16:57 KD: Of course, storage is a critical part of enabling AI because of the massive data sets and the AI workloads that we need the efficient access to the storage and the data. Here, we're also validating GPUDirect storage partners. And so, we have growing ecosystem partners, we have development partners, as well as partners that were involved with testing today. Again, we'd like to work with more partners so that we can bring to bear all of the efficient access to data that's needed to put AI everywhere in the enterprise.
17:38 KD: With that, I'd like to close and say that to put AI everywhere, we need your help. We need the storage community to embrace RDMA and Magnum IO accelerations, and really to figure out how we can deliver AI performance at scale everywhere in the enterprise.
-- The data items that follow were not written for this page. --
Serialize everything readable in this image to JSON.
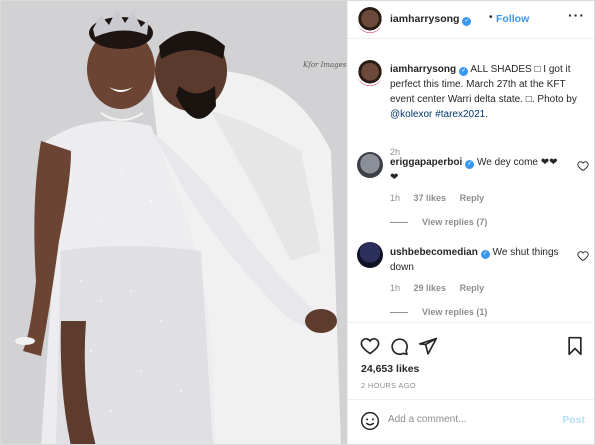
{
  "post": {
    "username": "iamharrysong",
    "follow_label": "Follow",
    "photo_watermark": "Kfor Images"
  },
  "caption": {
    "username": "iamharrysong",
    "text": "ALL SHADES □ I got it perfect this time. March 27th at the KFT event center Warri delta state. □. Photo by ",
    "mention": "@kolexor",
    "hashtag": "#tarex2021.",
    "time": "2h"
  },
  "comments": [
    {
      "username": "eriggapaperboi",
      "text": "We dey come ❤❤❤",
      "time": "1h",
      "likes": "37 likes",
      "reply_label": "Reply",
      "view_replies": "View replies (7)"
    },
    {
      "username": "ushbebecomedian",
      "text": "We shut things down",
      "time": "1h",
      "likes": "29 likes",
      "reply_label": "Reply",
      "view_replies": "View replies (1)"
    }
  ],
  "actions": {
    "likes": "24,653 likes",
    "posted": "2 HOURS AGO",
    "icons": [
      "heart-icon",
      "comment-icon",
      "share-icon",
      "bookmark-icon"
    ]
  },
  "add_comment": {
    "placeholder": "Add a comment...",
    "post_label": "Post"
  },
  "colors": {
    "accent": "#3897f0",
    "post_disabled": "#b2dffc",
    "muted": "#8e8e8e"
  }
}
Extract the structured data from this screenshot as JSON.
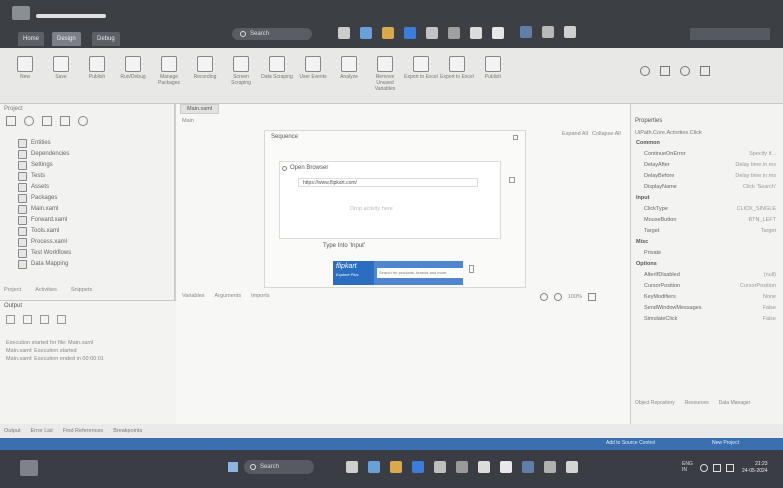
{
  "taskbar_top": {
    "search_text": "Search",
    "tabs": [
      "Home",
      "Design",
      "Debug"
    ]
  },
  "ribbon": {
    "items": [
      "New",
      "Save",
      "Publish",
      "Run/Debug",
      "Manage Packages",
      "Recording",
      "Screen Scraping",
      "Data Scraping",
      "User Events",
      "Analyze",
      "Remove Unused Variables",
      "Export to Excel",
      "Export to Excel",
      "Publish"
    ]
  },
  "left_panel": {
    "title": "Project",
    "tree": [
      "Entities",
      "Dependencies",
      "Settings",
      "Tests",
      "Assets",
      "Packages",
      "Main.xaml",
      "Forward.xaml",
      "Tools.xaml",
      "Process.xaml",
      "Test Workflows",
      "Data Mapping"
    ],
    "bottom_tabs": [
      "Project",
      "Activities",
      "Snippets"
    ],
    "output_title": "Output",
    "output_lines": [
      "Execution started for file: Main.xaml",
      "Main.xaml: Execution started",
      "Main.xaml: Execution ended in 00:00:01"
    ]
  },
  "designer": {
    "tab": "Main.xaml",
    "breadcrumb": "Main",
    "expand_all": "Expand All",
    "collapse_all": "Collapse All",
    "sequence_label": "Sequence",
    "browser_label": "Open Browser",
    "url_text": "https://www.flipkart.com/",
    "drop_text": "Drop activity here",
    "type_label": "Type Into 'Input'",
    "site_brand": "flipkart",
    "site_tagline": "Explore Plus",
    "site_search": "Search for products, brands and more",
    "bottom_tabs": [
      "Variables",
      "Arguments",
      "Imports"
    ],
    "zoom": "100%"
  },
  "properties": {
    "title": "Properties",
    "activity_path": "UiPath.Core.Activities.Click",
    "sections": [
      {
        "name": "Common",
        "rows": [
          [
            "ContinueOnError",
            "Specify if..."
          ],
          [
            "DelayAfter",
            "Delay time in ms"
          ],
          [
            "DelayBefore",
            "Delay time in ms"
          ],
          [
            "DisplayName",
            "Click 'Search'"
          ]
        ]
      },
      {
        "name": "Input",
        "rows": [
          [
            "ClickType",
            "CLICK_SINGLE"
          ],
          [
            "MouseButton",
            "BTN_LEFT"
          ],
          [
            "Target",
            "Target"
          ]
        ]
      },
      {
        "name": "Misc",
        "rows": [
          [
            "Private",
            ""
          ]
        ]
      },
      {
        "name": "Options",
        "rows": [
          [
            "AlterIfDisabled",
            "(null)"
          ],
          [
            "CursorPosition",
            "CursorPosition"
          ],
          [
            "KeyModifiers",
            "None"
          ],
          [
            "SendWindowMessages",
            "False"
          ],
          [
            "SimulateClick",
            "False"
          ]
        ]
      }
    ],
    "bottom": [
      "Object Repository",
      "Resources",
      "Data Manager"
    ]
  },
  "status_bar": {
    "items": [
      "Output",
      "Error List",
      "Find References",
      "Breakpoints"
    ]
  },
  "win_status": [
    "Add to Source Control",
    "New Project"
  ],
  "taskbar_bottom": {
    "search_text": "Search",
    "lang": "ENG\nIN",
    "time": "21:23",
    "date": "24-05-2024"
  },
  "colors": {
    "taskbar": "#3a3d43",
    "accent": "#3a6fb0",
    "flipkart": "#2b6ec1"
  }
}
Come work with us at Nvidia with our new DPUs, with our AI and our GPUs, our integrated platforms like EGx and HTx. For the storage community, we want to work with you to certify GPU direct storage, and for the server OEMs certified systems and incorporate these AI building blocks. The world is changing dramatically with AI, and we want you to be part of that transformation with us.
18:36 KD: Thank you very much for joining us today. We're excited to work with you to bring AI to every business because every business is becoming AI. For those of you that are interested to learn more, we have some links here for Magnum IO and for certified systems. We'd like to work with you to qualify those systems. For those of you that are here live, we're going to open this up now for some live Q and A. We have people that are experts in Magnum IO and in our network and in DPUs. Thank you so much for joining us and let's go change the world together and make AI everywhere.